My kids go through a whole chicken every week.  Every few weeks I make soup.  After one disaster I was asked to write down what I did to guarantee a good soup.  After this soup I was asked to not tinker any more.

Take 2 cooked chickens.  Separate meat and bones.  Put meat in fridge.

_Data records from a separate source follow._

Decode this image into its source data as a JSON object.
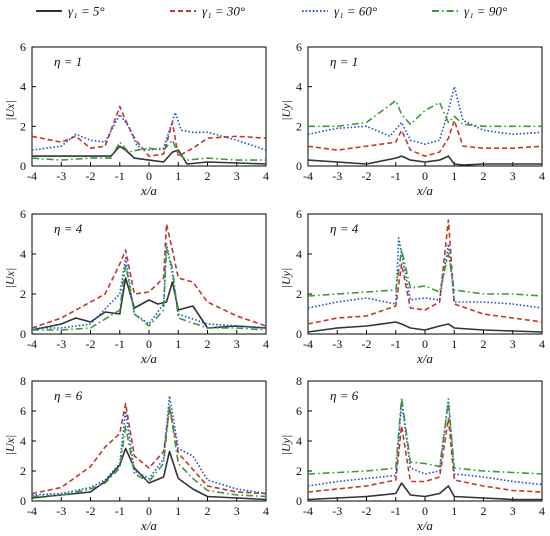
{
  "legend": [
    {
      "label": "γ₁ = 5°",
      "color": "#333333",
      "dash": "solid"
    },
    {
      "label": "γ₁ = 30°",
      "color": "#c0392b",
      "dash": "dashed"
    },
    {
      "label": "γ₁ = 60°",
      "color": "#2255cc",
      "dash": "dotted"
    },
    {
      "label": "γ₁ = 90°",
      "color": "#3a9a3a",
      "dash": "dashdot"
    }
  ],
  "colors": {
    "g5": "#333333",
    "g30": "#c0392b",
    "g60": "#2255cc",
    "g90": "#3a9a3a"
  },
  "chart_data": [
    {
      "type": "line",
      "title": "η = 1",
      "ylabel": "|Ux|",
      "xlabel": "x/a",
      "xlim": [
        -4,
        4
      ],
      "ylim": [
        0,
        6
      ],
      "yticks": [
        0,
        2,
        4,
        6
      ],
      "xticks": [
        -4,
        -3,
        -2,
        -1,
        0,
        1,
        2,
        3,
        4
      ],
      "series": [
        {
          "name": "γ₁ = 5°",
          "x": [
            -4,
            -3,
            -2,
            -1.3,
            -1,
            -0.8,
            -0.5,
            0,
            0.5,
            0.8,
            1,
            1.3,
            2,
            3,
            4
          ],
          "y": [
            0.5,
            0.5,
            0.5,
            0.5,
            1.0,
            0.8,
            0.4,
            0.3,
            0.2,
            0.7,
            0.8,
            0.1,
            0.2,
            0.15,
            0.1
          ]
        },
        {
          "name": "γ₁ = 30°",
          "x": [
            -4,
            -3,
            -2.5,
            -2,
            -1.5,
            -1,
            -0.8,
            -0.5,
            0,
            0.5,
            0.8,
            1,
            1.5,
            2,
            3,
            4
          ],
          "y": [
            1.5,
            1.2,
            1.5,
            0.9,
            1.0,
            3.0,
            2.3,
            1.4,
            0.5,
            0.6,
            2.2,
            0.5,
            0.9,
            1.4,
            1.5,
            1.4
          ]
        },
        {
          "name": "γ₁ = 60°",
          "x": [
            -4,
            -3,
            -2.5,
            -2,
            -1.5,
            -1,
            -0.7,
            -0.4,
            0,
            0.5,
            0.9,
            1.1,
            1.5,
            2,
            3,
            4
          ],
          "y": [
            0.8,
            1.0,
            1.6,
            1.3,
            1.2,
            2.6,
            2.0,
            1.0,
            0.8,
            0.9,
            2.7,
            1.8,
            1.7,
            1.7,
            1.3,
            0.8
          ]
        },
        {
          "name": "γ₁ = 90°",
          "x": [
            -4,
            -3,
            -2,
            -1.3,
            -1,
            -0.7,
            -0.4,
            0,
            0.5,
            0.8,
            1,
            1.3,
            2,
            3,
            4
          ],
          "y": [
            0.4,
            0.3,
            0.4,
            0.4,
            1.2,
            0.7,
            0.8,
            0.9,
            0.8,
            1.3,
            0.6,
            0.3,
            0.4,
            0.3,
            0.3
          ]
        }
      ]
    },
    {
      "type": "line",
      "title": "η = 1",
      "ylabel": "|Uy|",
      "xlabel": "x/a",
      "xlim": [
        -4,
        4
      ],
      "ylim": [
        0,
        6
      ],
      "yticks": [
        0,
        2,
        4,
        6
      ],
      "xticks": [
        -4,
        -3,
        -2,
        -1,
        0,
        1,
        2,
        3,
        4
      ],
      "series": [
        {
          "name": "γ₁ = 5°",
          "x": [
            -4,
            -3,
            -2,
            -1,
            -0.8,
            -0.5,
            0,
            0.5,
            0.8,
            1,
            1.3,
            2,
            3,
            4
          ],
          "y": [
            0.3,
            0.2,
            0.1,
            0.4,
            0.5,
            0.3,
            0.2,
            0.3,
            0.5,
            0.1,
            0.05,
            0.1,
            0.1,
            0.1
          ]
        },
        {
          "name": "γ₁ = 30°",
          "x": [
            -4,
            -3,
            -2,
            -1,
            -0.8,
            -0.5,
            0,
            0.5,
            0.8,
            1,
            1.3,
            2,
            3,
            4
          ],
          "y": [
            1.0,
            0.8,
            1.0,
            1.2,
            1.8,
            0.8,
            0.5,
            0.7,
            1.4,
            2.3,
            1.0,
            0.9,
            0.9,
            1.0
          ]
        },
        {
          "name": "γ₁ = 60°",
          "x": [
            -4,
            -3,
            -2,
            -1.2,
            -0.8,
            -0.5,
            0,
            0.5,
            0.8,
            1,
            1.3,
            2,
            3,
            4
          ],
          "y": [
            1.6,
            1.9,
            2.0,
            1.5,
            2.2,
            1.3,
            1.1,
            1.3,
            2.8,
            4.0,
            2.3,
            1.8,
            1.6,
            1.7
          ]
        },
        {
          "name": "γ₁ = 90°",
          "x": [
            -4,
            -3,
            -2,
            -1,
            -0.8,
            -0.5,
            0,
            0.5,
            0.8,
            1,
            1.3,
            2,
            3,
            4
          ],
          "y": [
            2.0,
            2.0,
            2.2,
            3.3,
            2.6,
            2.1,
            2.8,
            3.2,
            2.2,
            2.5,
            2.1,
            2.0,
            2.0,
            2.0
          ]
        }
      ]
    },
    {
      "type": "line",
      "title": "η = 4",
      "ylabel": "|Ux|",
      "xlabel": "x/a",
      "xlim": [
        -4,
        4
      ],
      "ylim": [
        0,
        6
      ],
      "yticks": [
        0,
        2,
        4,
        6
      ],
      "xticks": [
        -4,
        -3,
        -2,
        -1,
        0,
        1,
        2,
        3,
        4
      ],
      "series": [
        {
          "name": "γ₁ = 5°",
          "x": [
            -4,
            -3,
            -2.5,
            -2,
            -1.5,
            -1,
            -0.8,
            -0.5,
            0,
            0.3,
            0.6,
            0.8,
            1,
            1.5,
            2,
            3,
            4
          ],
          "y": [
            0.2,
            0.5,
            0.8,
            0.6,
            1.1,
            1.0,
            2.8,
            1.3,
            1.7,
            1.5,
            1.6,
            2.6,
            1.2,
            1.4,
            0.3,
            0.4,
            0.3
          ]
        },
        {
          "name": "γ₁ = 30°",
          "x": [
            -4,
            -3,
            -2,
            -1.5,
            -1,
            -0.8,
            -0.5,
            0,
            0.5,
            0.6,
            0.8,
            1,
            1.5,
            2,
            3,
            4
          ],
          "y": [
            0.3,
            0.8,
            1.6,
            2.0,
            3.5,
            4.2,
            2.0,
            2.1,
            2.8,
            5.5,
            4.2,
            2.8,
            2.6,
            1.6,
            0.9,
            0.4
          ]
        },
        {
          "name": "γ₁ = 60°",
          "x": [
            -4,
            -3,
            -2,
            -1,
            -0.8,
            -0.5,
            0,
            0.5,
            0.6,
            0.8,
            1,
            2,
            3,
            4
          ],
          "y": [
            0.3,
            0.3,
            0.5,
            2.0,
            3.8,
            1.0,
            0.5,
            1.5,
            4.5,
            3.0,
            1.0,
            0.5,
            0.4,
            0.3
          ]
        },
        {
          "name": "γ₁ = 90°",
          "x": [
            -4,
            -3,
            -2,
            -1,
            -0.8,
            -0.5,
            0,
            0.5,
            0.6,
            0.8,
            1,
            2,
            3,
            4
          ],
          "y": [
            0.2,
            0.2,
            0.3,
            1.2,
            3.5,
            1.0,
            0.4,
            1.2,
            4.3,
            3.3,
            0.8,
            0.3,
            0.3,
            0.2
          ]
        }
      ]
    },
    {
      "type": "line",
      "title": "η = 4",
      "ylabel": "|Uy|",
      "xlabel": "x/a",
      "xlim": [
        -4,
        4
      ],
      "ylim": [
        0,
        6
      ],
      "yticks": [
        0,
        2,
        4,
        6
      ],
      "xticks": [
        -4,
        -3,
        -2,
        -1,
        0,
        1,
        2,
        3,
        4
      ],
      "series": [
        {
          "name": "γ₁ = 5°",
          "x": [
            -4,
            -3,
            -2,
            -1,
            -0.8,
            -0.5,
            0,
            0.5,
            0.8,
            1,
            2,
            3,
            4
          ],
          "y": [
            0.1,
            0.3,
            0.4,
            0.6,
            0.5,
            0.3,
            0.2,
            0.4,
            0.5,
            0.3,
            0.2,
            0.15,
            0.1
          ]
        },
        {
          "name": "γ₁ = 30°",
          "x": [
            -4,
            -3,
            -2,
            -1,
            -0.8,
            -0.5,
            0,
            0.5,
            0.8,
            1,
            2,
            3,
            4
          ],
          "y": [
            0.5,
            0.8,
            0.9,
            1.4,
            3.5,
            1.3,
            1.2,
            1.6,
            5.7,
            1.5,
            1.0,
            0.8,
            0.6
          ]
        },
        {
          "name": "γ₁ = 60°",
          "x": [
            -4,
            -3,
            -2,
            -1,
            -0.9,
            -0.5,
            0,
            0.5,
            0.8,
            1,
            2,
            3,
            4
          ],
          "y": [
            1.3,
            1.6,
            1.8,
            1.5,
            4.8,
            1.7,
            1.8,
            1.7,
            4.5,
            1.6,
            1.6,
            1.5,
            1.3
          ]
        },
        {
          "name": "γ₁ = 90°",
          "x": [
            -4,
            -3,
            -2,
            -1,
            -0.8,
            -0.5,
            0,
            0.5,
            0.8,
            1,
            2,
            3,
            4
          ],
          "y": [
            1.9,
            2.0,
            2.1,
            2.2,
            4.2,
            2.3,
            2.4,
            2.1,
            4.0,
            2.2,
            2.0,
            2.0,
            1.9
          ]
        }
      ]
    },
    {
      "type": "line",
      "title": "η = 6",
      "ylabel": "|Ux|",
      "xlabel": "x/a",
      "xlim": [
        -4,
        4
      ],
      "ylim": [
        0,
        8
      ],
      "yticks": [
        0,
        2,
        4,
        6,
        8
      ],
      "xticks": [
        -4,
        -3,
        -2,
        -1,
        0,
        1,
        2,
        3,
        4
      ],
      "series": [
        {
          "name": "γ₁ = 5°",
          "x": [
            -4,
            -3,
            -2,
            -1.5,
            -1,
            -0.8,
            -0.5,
            0,
            0.5,
            0.7,
            1,
            1.5,
            2,
            3,
            4
          ],
          "y": [
            0.2,
            0.4,
            0.6,
            1.3,
            2.4,
            3.5,
            2.2,
            1.2,
            1.6,
            3.3,
            1.5,
            0.8,
            0.3,
            0.2,
            0.1
          ]
        },
        {
          "name": "γ₁ = 30°",
          "x": [
            -4,
            -3,
            -2,
            -1.5,
            -1,
            -0.8,
            -0.5,
            0,
            0.5,
            0.7,
            1,
            1.5,
            2,
            3,
            4
          ],
          "y": [
            0.5,
            0.9,
            2.3,
            3.6,
            4.5,
            6.5,
            3.0,
            2.2,
            3.3,
            6.2,
            3.2,
            2.1,
            1.0,
            0.6,
            0.5
          ]
        },
        {
          "name": "γ₁ = 60°",
          "x": [
            -4,
            -3,
            -2,
            -1.5,
            -1,
            -0.8,
            -0.5,
            0,
            0.5,
            0.7,
            1,
            1.5,
            2,
            3,
            4
          ],
          "y": [
            0.4,
            0.5,
            0.9,
            1.4,
            2.5,
            6.0,
            2.0,
            1.5,
            2.8,
            7.0,
            3.5,
            3.0,
            1.4,
            0.8,
            0.5
          ]
        },
        {
          "name": "γ₁ = 90°",
          "x": [
            -4,
            -3,
            -2,
            -1.5,
            -1,
            -0.8,
            -0.5,
            0,
            0.5,
            0.7,
            1,
            1.5,
            2,
            3,
            4
          ],
          "y": [
            0.3,
            0.4,
            0.8,
            1.2,
            2.2,
            5.0,
            1.8,
            1.3,
            2.5,
            6.4,
            2.5,
            1.5,
            0.7,
            0.4,
            0.3
          ]
        }
      ]
    },
    {
      "type": "line",
      "title": "η = 6",
      "ylabel": "|Uy|",
      "xlabel": "x/a",
      "xlim": [
        -4,
        4
      ],
      "ylim": [
        0,
        8
      ],
      "yticks": [
        0,
        2,
        4,
        6,
        8
      ],
      "xticks": [
        -4,
        -3,
        -2,
        -1,
        0,
        1,
        2,
        3,
        4
      ],
      "series": [
        {
          "name": "γ₁ = 5°",
          "x": [
            -4,
            -3,
            -2,
            -1,
            -0.8,
            -0.5,
            0,
            0.5,
            0.8,
            1,
            2,
            3,
            4
          ],
          "y": [
            0.1,
            0.2,
            0.3,
            0.5,
            1.2,
            0.4,
            0.3,
            0.5,
            1.0,
            0.3,
            0.2,
            0.1,
            0.1
          ]
        },
        {
          "name": "γ₁ = 30°",
          "x": [
            -4,
            -3,
            -2,
            -1,
            -0.8,
            -0.5,
            0,
            0.5,
            0.8,
            1,
            2,
            3,
            4
          ],
          "y": [
            0.6,
            0.8,
            1.0,
            1.4,
            5.0,
            1.3,
            1.3,
            1.6,
            5.5,
            1.4,
            1.0,
            0.7,
            0.6
          ]
        },
        {
          "name": "γ₁ = 60°",
          "x": [
            -4,
            -3,
            -2,
            -1,
            -0.8,
            -0.5,
            0,
            0.5,
            0.8,
            1,
            2,
            3,
            4
          ],
          "y": [
            1.0,
            1.3,
            1.5,
            1.7,
            6.6,
            2.2,
            1.8,
            2.0,
            6.8,
            1.8,
            1.6,
            1.3,
            1.1
          ]
        },
        {
          "name": "γ₁ = 90°",
          "x": [
            -4,
            -3,
            -2,
            -1,
            -0.8,
            -0.5,
            0,
            0.5,
            0.8,
            1,
            2,
            3,
            4
          ],
          "y": [
            1.8,
            1.9,
            2.0,
            2.2,
            6.9,
            2.6,
            2.5,
            2.3,
            6.6,
            2.2,
            2.0,
            1.9,
            1.8
          ]
        }
      ]
    }
  ]
}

In a crock pot I place (chopped, etc as appropriate):
- Bones from several chickens
- Stems from 4 stems of broccoli
- 1 onion
- 1 bunch celery
- 2 large cloves garlic
- 1 lb carrots
- 3 bay leaves
- 1 cup vinegar
- 2 tbsp caraway seeds
- 3 tbsp black peppercorns
- 3 tbsp garam masala
- 2 tbsp majoram
- 2 tsp sage
- 1 tbsp salt
- Enough water to almost fill the pot.  (Leave space b/c water expands when heated.)

Put on a low simmer for at least 4 hours.  (Overnight is fine.)

Take everything out of the liquid.  I use a fish net from the pet store to be sure I get the bones, etc.

- meat from 2 chickens
- 1 lb carrots, chopped
- heads from 4 stems of broccoli

Bring back to a boil, simmer for at least one hour.

Divide into containers, freeze what you want.